Der kolumbianische ISE vom Januar 2026 wuchs um 1,55% und sank damit zum ersten Mal seit 11 Monaten unter 2%. Andi warnte, dass die öffentlichen Ausgaben die Hauptantriebskraft bleiben, während sich die produktiven Sektoren wie Bergbau und Industrie verschlechtern. Tertiäre Aktivitäten führten das Wachstum mit 2,7% an.
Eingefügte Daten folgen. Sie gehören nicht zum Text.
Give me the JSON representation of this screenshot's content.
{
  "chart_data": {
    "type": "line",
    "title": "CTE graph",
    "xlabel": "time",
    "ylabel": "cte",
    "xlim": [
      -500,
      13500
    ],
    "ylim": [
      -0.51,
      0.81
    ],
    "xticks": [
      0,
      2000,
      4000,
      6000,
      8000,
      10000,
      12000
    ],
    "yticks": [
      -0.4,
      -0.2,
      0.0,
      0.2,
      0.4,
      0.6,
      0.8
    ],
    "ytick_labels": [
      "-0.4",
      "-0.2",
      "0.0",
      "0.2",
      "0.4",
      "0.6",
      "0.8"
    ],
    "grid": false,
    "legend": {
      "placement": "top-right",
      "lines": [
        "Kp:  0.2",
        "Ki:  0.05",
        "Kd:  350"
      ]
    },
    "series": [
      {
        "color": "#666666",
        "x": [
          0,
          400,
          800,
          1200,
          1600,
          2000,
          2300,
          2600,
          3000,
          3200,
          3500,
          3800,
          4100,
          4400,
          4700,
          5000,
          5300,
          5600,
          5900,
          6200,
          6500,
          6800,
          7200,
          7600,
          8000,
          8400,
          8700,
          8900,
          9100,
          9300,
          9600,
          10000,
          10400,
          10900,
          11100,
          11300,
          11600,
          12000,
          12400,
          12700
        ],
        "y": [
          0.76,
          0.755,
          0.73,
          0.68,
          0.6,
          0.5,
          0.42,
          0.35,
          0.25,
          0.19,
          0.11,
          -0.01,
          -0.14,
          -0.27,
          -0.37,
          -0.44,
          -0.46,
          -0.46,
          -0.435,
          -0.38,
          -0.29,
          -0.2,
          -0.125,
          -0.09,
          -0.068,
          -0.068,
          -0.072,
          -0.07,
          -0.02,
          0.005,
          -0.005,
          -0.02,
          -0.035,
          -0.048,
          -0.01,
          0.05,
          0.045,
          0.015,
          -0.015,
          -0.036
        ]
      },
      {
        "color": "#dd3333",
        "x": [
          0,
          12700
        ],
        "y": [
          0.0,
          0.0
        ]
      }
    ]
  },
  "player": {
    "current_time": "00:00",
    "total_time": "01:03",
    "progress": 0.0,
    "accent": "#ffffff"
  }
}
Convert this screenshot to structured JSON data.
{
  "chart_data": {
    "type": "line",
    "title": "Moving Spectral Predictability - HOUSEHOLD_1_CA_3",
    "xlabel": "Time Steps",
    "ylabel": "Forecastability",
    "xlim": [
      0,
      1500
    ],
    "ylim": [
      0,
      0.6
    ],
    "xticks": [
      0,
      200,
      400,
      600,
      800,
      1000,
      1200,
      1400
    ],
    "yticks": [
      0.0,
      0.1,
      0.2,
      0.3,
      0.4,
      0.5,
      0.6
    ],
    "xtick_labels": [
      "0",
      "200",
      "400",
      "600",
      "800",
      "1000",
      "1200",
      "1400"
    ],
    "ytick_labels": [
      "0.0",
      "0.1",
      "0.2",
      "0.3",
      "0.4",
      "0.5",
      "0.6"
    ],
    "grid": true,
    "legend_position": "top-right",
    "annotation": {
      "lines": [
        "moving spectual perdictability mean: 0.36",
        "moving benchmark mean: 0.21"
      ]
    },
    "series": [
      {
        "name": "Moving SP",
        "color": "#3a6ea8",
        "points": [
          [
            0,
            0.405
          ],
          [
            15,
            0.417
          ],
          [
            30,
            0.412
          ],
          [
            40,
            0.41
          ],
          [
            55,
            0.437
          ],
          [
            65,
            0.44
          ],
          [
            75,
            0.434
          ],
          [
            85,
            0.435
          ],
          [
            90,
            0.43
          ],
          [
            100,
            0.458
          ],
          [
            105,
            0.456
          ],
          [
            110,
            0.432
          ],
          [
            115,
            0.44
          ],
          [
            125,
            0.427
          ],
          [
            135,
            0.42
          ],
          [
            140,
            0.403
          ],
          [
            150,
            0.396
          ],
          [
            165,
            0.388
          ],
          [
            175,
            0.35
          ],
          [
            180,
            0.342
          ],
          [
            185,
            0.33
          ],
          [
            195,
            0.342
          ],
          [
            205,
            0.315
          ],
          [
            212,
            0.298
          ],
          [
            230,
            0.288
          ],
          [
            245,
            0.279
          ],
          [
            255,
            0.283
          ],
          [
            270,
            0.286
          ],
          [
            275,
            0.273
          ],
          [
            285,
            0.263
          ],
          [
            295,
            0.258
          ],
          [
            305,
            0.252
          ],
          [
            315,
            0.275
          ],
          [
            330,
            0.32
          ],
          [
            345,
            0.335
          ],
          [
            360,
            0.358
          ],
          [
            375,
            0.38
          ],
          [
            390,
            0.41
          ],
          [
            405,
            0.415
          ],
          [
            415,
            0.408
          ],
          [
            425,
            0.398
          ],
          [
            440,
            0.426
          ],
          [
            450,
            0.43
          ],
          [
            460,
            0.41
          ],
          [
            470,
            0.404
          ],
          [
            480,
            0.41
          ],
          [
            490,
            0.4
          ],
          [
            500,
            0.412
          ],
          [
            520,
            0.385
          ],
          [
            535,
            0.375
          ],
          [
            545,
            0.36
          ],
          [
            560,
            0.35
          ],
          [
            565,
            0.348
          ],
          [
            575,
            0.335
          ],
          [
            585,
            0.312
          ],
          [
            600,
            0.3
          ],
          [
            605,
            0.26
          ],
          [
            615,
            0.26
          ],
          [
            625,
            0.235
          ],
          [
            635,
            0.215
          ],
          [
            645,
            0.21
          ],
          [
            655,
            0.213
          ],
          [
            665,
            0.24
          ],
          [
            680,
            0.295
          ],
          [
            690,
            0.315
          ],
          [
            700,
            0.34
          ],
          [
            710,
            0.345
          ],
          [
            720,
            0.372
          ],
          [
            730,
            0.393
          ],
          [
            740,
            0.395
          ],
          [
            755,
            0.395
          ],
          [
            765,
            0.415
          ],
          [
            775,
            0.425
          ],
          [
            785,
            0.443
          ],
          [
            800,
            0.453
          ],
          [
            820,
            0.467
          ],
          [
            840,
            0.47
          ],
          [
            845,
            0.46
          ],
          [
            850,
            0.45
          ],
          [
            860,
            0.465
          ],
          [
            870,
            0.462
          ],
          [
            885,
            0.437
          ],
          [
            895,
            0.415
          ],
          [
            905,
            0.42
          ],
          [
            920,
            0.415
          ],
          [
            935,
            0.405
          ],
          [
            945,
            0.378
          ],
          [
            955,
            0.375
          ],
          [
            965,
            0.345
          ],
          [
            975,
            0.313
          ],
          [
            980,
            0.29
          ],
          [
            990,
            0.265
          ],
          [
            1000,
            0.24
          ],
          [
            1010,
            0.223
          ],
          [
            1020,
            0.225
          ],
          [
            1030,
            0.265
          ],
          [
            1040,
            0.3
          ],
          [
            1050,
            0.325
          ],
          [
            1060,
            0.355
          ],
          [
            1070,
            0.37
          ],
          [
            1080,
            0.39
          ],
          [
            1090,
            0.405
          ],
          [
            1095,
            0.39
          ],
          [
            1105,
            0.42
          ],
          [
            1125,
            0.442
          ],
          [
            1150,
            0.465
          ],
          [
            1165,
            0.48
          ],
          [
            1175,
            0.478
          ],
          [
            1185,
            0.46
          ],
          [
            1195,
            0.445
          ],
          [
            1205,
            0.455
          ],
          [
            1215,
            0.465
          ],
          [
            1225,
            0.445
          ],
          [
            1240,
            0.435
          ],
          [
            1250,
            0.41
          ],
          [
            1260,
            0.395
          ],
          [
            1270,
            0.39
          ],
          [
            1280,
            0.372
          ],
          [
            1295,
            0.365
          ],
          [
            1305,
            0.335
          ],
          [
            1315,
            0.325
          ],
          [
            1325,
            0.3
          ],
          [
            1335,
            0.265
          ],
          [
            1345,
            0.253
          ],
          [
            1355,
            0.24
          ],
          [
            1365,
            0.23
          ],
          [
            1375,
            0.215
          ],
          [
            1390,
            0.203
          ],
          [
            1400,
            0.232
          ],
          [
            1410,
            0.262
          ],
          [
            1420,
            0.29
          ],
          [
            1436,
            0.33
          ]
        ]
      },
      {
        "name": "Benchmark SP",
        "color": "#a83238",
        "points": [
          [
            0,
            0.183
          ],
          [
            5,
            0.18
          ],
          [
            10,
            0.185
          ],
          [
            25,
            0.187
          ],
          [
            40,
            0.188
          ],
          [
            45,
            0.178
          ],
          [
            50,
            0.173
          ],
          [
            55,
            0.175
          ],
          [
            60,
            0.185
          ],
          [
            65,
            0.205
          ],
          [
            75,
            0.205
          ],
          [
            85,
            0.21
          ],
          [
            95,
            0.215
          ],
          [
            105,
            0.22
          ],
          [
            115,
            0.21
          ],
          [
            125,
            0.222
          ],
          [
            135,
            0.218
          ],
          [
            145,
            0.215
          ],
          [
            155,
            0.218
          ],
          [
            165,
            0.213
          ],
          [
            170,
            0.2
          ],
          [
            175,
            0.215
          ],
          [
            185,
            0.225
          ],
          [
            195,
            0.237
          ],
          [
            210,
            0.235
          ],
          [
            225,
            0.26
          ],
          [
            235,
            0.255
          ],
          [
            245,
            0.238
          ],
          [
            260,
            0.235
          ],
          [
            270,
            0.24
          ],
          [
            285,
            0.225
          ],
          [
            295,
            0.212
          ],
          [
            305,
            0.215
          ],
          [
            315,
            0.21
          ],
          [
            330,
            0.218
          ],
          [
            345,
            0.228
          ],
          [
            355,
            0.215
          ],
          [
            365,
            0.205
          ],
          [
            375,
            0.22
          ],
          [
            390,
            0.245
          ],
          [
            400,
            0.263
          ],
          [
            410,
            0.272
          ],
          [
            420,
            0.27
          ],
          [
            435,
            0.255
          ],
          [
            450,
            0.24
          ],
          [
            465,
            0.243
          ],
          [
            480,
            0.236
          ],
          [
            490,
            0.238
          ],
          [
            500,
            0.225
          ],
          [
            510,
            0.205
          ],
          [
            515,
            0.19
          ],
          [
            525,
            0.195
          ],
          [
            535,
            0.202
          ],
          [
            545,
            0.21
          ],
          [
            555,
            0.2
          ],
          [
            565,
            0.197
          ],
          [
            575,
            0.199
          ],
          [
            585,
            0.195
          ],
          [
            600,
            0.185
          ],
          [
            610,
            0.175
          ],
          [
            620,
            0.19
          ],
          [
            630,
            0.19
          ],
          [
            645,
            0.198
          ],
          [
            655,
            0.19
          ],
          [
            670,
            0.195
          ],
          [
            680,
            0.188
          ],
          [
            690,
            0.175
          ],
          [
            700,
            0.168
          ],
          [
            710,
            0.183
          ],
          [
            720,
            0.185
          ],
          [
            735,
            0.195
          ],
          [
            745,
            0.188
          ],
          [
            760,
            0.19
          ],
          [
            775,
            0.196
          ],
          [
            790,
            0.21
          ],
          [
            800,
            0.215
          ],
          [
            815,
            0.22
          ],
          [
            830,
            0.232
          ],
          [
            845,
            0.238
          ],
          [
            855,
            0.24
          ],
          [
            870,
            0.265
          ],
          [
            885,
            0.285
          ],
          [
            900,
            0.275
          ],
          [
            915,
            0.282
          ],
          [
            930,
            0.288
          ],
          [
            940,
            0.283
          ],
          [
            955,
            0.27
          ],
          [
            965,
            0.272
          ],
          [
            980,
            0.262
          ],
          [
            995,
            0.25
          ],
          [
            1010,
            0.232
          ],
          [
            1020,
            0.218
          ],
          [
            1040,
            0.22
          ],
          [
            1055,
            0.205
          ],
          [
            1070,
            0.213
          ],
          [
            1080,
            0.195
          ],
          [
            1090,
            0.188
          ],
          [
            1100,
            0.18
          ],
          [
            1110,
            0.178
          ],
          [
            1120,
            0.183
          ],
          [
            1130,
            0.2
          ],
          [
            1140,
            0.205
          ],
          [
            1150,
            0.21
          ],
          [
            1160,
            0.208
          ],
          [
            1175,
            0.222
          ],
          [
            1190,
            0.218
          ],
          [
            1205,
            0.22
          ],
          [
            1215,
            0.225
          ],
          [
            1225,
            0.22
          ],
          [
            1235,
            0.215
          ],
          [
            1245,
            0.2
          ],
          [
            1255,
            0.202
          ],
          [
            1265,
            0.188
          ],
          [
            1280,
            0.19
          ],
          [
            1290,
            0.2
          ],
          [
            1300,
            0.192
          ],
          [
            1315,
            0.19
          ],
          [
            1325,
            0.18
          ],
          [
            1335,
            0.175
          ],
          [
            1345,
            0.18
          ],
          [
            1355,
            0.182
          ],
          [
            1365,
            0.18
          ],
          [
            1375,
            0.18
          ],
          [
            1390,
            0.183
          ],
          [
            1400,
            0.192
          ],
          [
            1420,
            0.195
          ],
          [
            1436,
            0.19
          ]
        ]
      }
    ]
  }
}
Das Nationale Statistikamt (Dane) meldete, dass der kolumbianische Konjunkturindikator (ISE) für Januar 2026 1,55% erreicht hat, bereinigt um Kalendereffekte 1,45%. Dies bedeutet eine Abschwächung gegenüber den 2,0% vom Januar 2025 und liegt unter dem historischen Durchschnitt von 3,5%. Die primären Wirtschaftszweige (Landwirtschaft, Bergbau und Kohlenwasserstoffe) gingen um -2,4% zurück, die sekundären Wirtschaftszweige (Verarbeitendes Gewerbe und Baugewerbe) um -1,0%. Im Gegensatz dazu wuchsen die tertiären Wirtschaftszweige um 2,7 %, vor allem in den Bereichen öffentliche Verwaltung, Gesundheit und Freizeit (4,5 %), Strom-, Gas- und Wasserversorgung (3,1 %) sowie Handel, Verkehr und Gastgewerbe (2,6 %). Der Nationale Unternehmerverband Kolumbiens (Andi) wies auf eine "strukturelle Schwächung" der Wirtschaft hin, wobei die öffentlichen Ausgaben die Hauptantriebskraft sind. Andi-Präsident Bruce Mac Master erklärte: "Die Herausforderung für dieses Jahr besteht darin, die Dynamik in den wichtigsten produktiven Sektoren wie Bergbau, Kohlenwasserstoffe, Bauwesen oder Industrie wiederzuerlangen". Mac Master fügte hinzu, dass die exogenen Faktoren in den Griff zu bekommen seien, aber die Regierung müsse "Signale des Vertrauens senden, um Bedingungen zu gewährleisten, die eine Reaktivierung von Investitionen, Produktion und Vertrauen ermöglichen". Im verarbeitenden Gewerbe deckt sich der Rückgang von -1 % mit den dänischen Erhebungen, die einen negativen Saldo bei Produktion (-0,5 %) und Umsatz (-0,7 %) ausweisen. Im Bergbau sank die Zahl der Bohranlagen im Dezember 2025 um sieben Einheiten gegenüber dem Höchststand von 117 im Dezember 2023, wobei die Prognosen für Q1 2026 stabil blieben.